Better to write for yourself and have no public, than to write for the public and have no self. - Cyril Connolly
Monday, June 27, 2005
Rookie Season
As I mentioned to someone earlier today, most hospitals' fiscal year tends to begin on July 1. Particularly teaching hospitals. July 1 is also the traditional beginning of the academic year, and with it, hospitals receive a whole new crop of interns (1 yr. rotation - fresh out of med school), residents (3 yr. training stint), and fellows (post doctoral specialty training). During these phases, it's not unusual for these "doctors in training" to change hospitals two or three times in their quest to become an independent M.D.

As with trying to get oriented to any new job, these poor folks not only need to find the copier, but they are bombarded and overwhelmed with trying to figure out how to order tests, get lab results, access reports and the results from those tests, determine where to scam free food at all hours of the night and day, and basically, just find the restroom and survive. Oh, and they are doctors too. Did I mention that??

Second and 3rd year residents and fellows have game, but interns and new residents?? Interns are straight out of medical school. They are 23 or 24 years old and chances are very good that they have never touched an actual patient aside from perhaps taking a patient's history, temperature, or blood pressure under strict supervision. But, they have lots of book learning crammed in their brains, just ready to unleash on the first unsuspecting patient who will be THE enigma of diagnostic medicine, a real puzzle, one which they alone will solve, and become instantly famous for their cunning diagnostic instincts. It's called "looking for zebras". Instead, most patients are simply your run of the mill horse, and not a Thoroughbred either.

In many smaller teaching hospitals, these rookies are increasingly made up of foreign medical graduates. These are generally bright, well trained kids who graduated at the top of their class. They've had to prove some level of English competency (usually through a series of standardized tests which really can't judge fluency, let alone comprehension and diction), but think about it: coming to the US and being immersed into a system that literally thrives on archaic jargon and acronyms (watch "ER" lately?), has it's own code of ethics, culture and rules, and it's a wonder any of them survive. Native speakers of the English language are mystified by the whole thing - what chance do they have?

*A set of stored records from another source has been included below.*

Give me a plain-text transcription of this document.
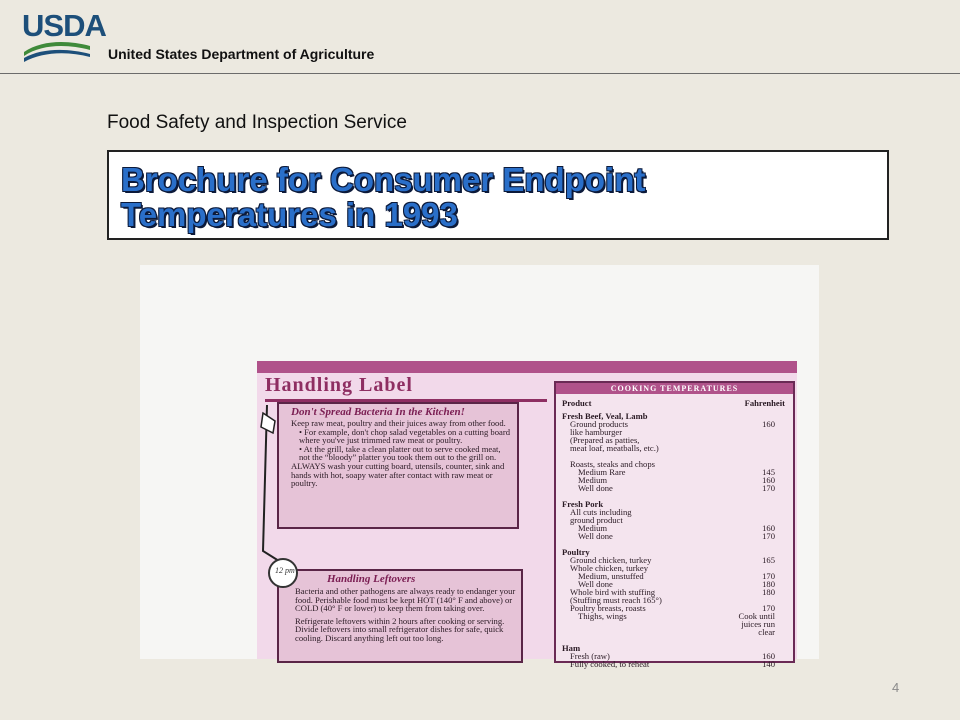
USDA
United States Department of Agriculture
Food Safety and Inspection Service
Brochure for Consumer Endpoint Temperatures in 1993
Handling Label
Don't Spread Bacteria In the Kitchen!
Keep raw meat, poultry and their juices away from other food.
• For example, don't chop salad vegetables on a cutting board where you've just trimmed raw meat or poultry.
• At the grill, take a clean platter out to serve cooked meat, not the “bloody” platter you took them out to the grill on.
ALWAYS wash your cutting board, utensils, counter, sink and hands with hot, soapy water after contact with raw meat or poultry.
Handling Leftovers
Bacteria and other pathogens are always ready to endanger your food. Perishable food must be kept HOT (140° F and above) or COLD (40° F or lower) to keep them from taking over.
Refrigerate leftovers within 2 hours after cooking or serving. Divide leftovers into small refrigerator dishes for safe, quick cooling. Discard anything left out too long.
12 pm
COOKING TEMPERATURES
Product	Fahrenheit
Fresh Beef, Veal, Lamb
Ground products	160
like hamburger
(Prepared as patties,
meat loaf, meatballs, etc.)
Roasts, steaks and chops
Medium Rare	145
Medium	160
Well done	170
Fresh Pork
All cuts including
ground product
Medium	160
Well done	170
Poultry
Ground chicken, turkey	165
Whole chicken, turkey
Medium, unstuffed	170
Well done	180
Whole bird with stuffing	180
(Stuffing must reach 165°)
Poultry breasts, roasts	170
Thighs, wings	Cook until
juices run
clear
Ham
Fresh (raw)	160
Fully cooked, to reheat	140
4
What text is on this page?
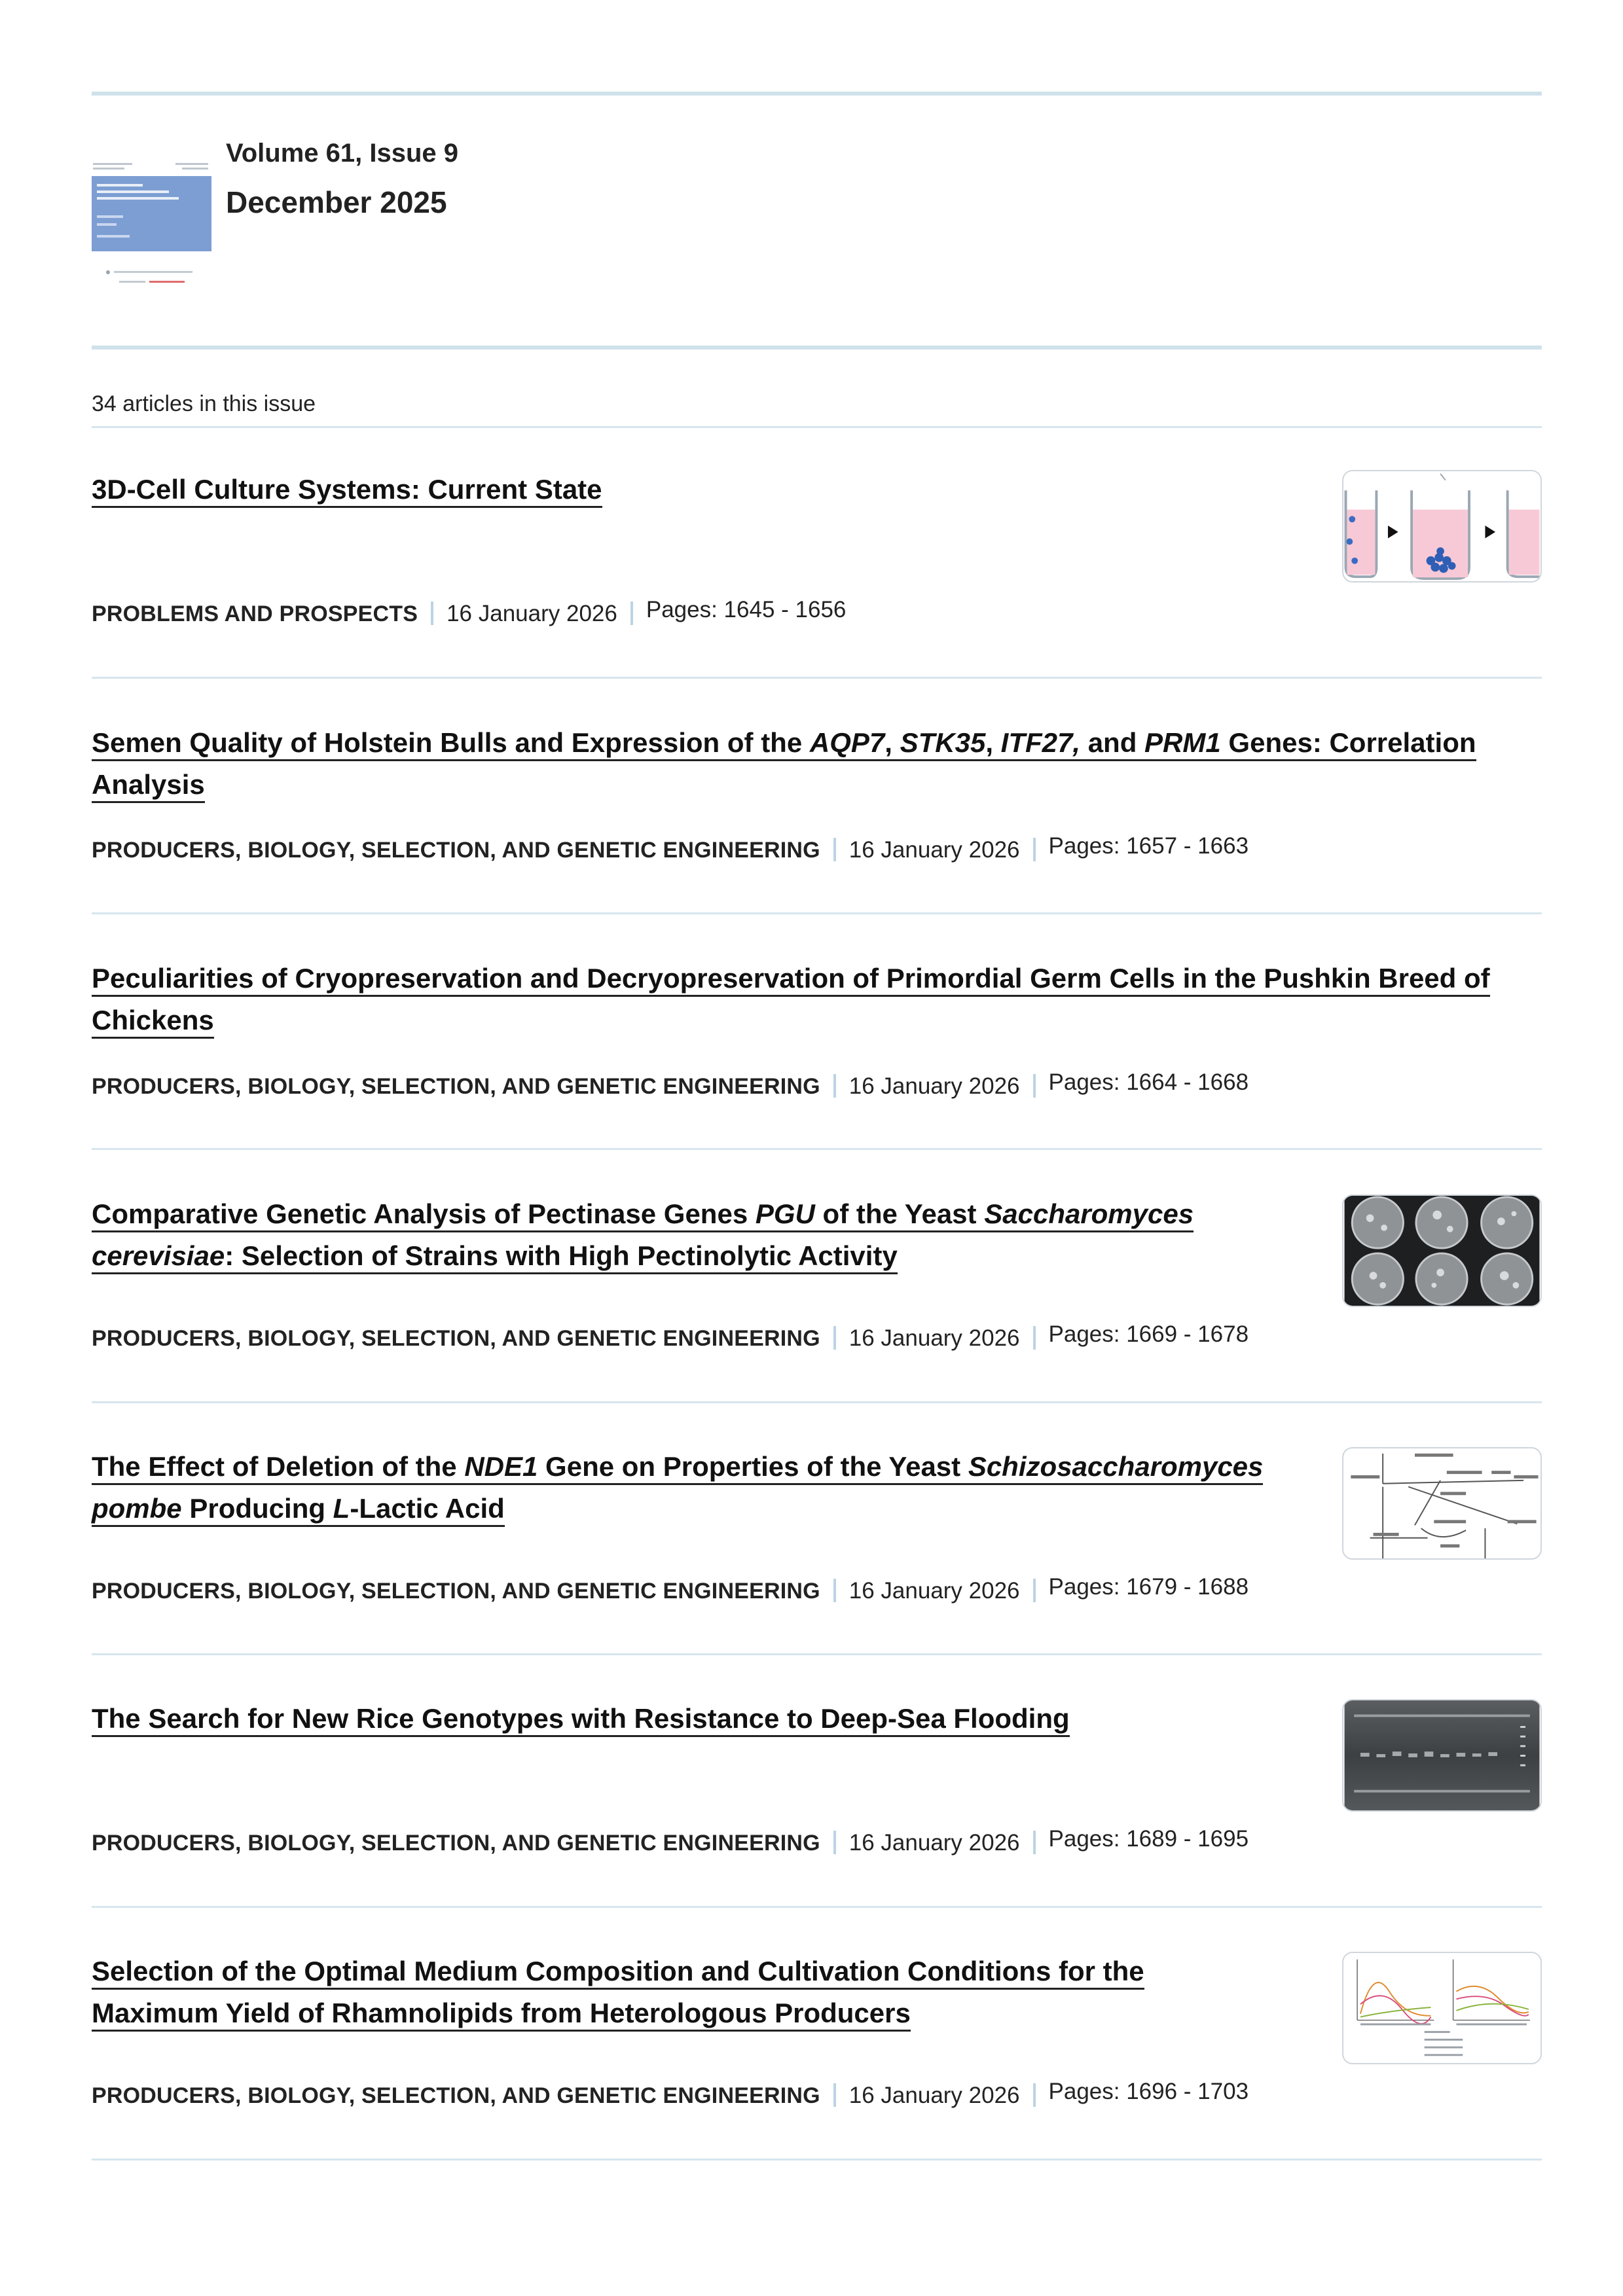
Volume 61, Issue 9
December 2025
34 articles in this issue
3D-Cell Culture Systems: Current State
PROBLEMS AND PROSPECTS 16 January 2026 Pages: 1645 - 1656
Semen Quality of Holstein Bulls and Expression of the AQP7, STK35, ITF27, and PRM1 Genes: Correlation
Analysis
PRODUCERS, BIOLOGY, SELECTION, AND GENETIC ENGINEERING 16 January 2026 Pages: 1657 - 1663
Peculiarities of Cryopreservation and Decryopreservation of Primordial Germ Cells in the Pushkin Breed of
Chickens
PRODUCERS, BIOLOGY, SELECTION, AND GENETIC ENGINEERING 16 January 2026 Pages: 1664 - 1668
Comparative Genetic Analysis of Pectinase Genes PGU of the Yeast Saccharomyces
cerevisiae: Selection of Strains with High Pectinolytic Activity
PRODUCERS, BIOLOGY, SELECTION, AND GENETIC ENGINEERING 16 January 2026 Pages: 1669 - 1678
The Effect of Deletion of the NDE1 Gene on Properties of the Yeast Schizosaccharomyces
pombe Producing L-Lactic Acid
PRODUCERS, BIOLOGY, SELECTION, AND GENETIC ENGINEERING 16 January 2026 Pages: 1679 - 1688
The Search for New Rice Genotypes with Resistance to Deep-Sea Flooding
PRODUCERS, BIOLOGY, SELECTION, AND GENETIC ENGINEERING 16 January 2026 Pages: 1689 - 1695
Selection of the Optimal Medium Composition and Cultivation Conditions for the
Maximum Yield of Rhamnolipids from Heterologous Producers
PRODUCERS, BIOLOGY, SELECTION, AND GENETIC ENGINEERING 16 January 2026 Pages: 1696 - 1703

So. What I'm trying to say here is: Give the healthcare system a wide berth for the first couple of weeks in July if you have a choice in the matter, unless you have an appointment with your regular physician. Especially the Emergency Rooms. We have very strict training, quality assurance, oversight and orientation protocols to make sure no one gets hurt. I'm just telling you, there is truly a first time for everything. Especially if you're a physician. Whether it's stitching a cut, performing a spinal tap, or inserting a chest tube; you might not like to be the guinea pig.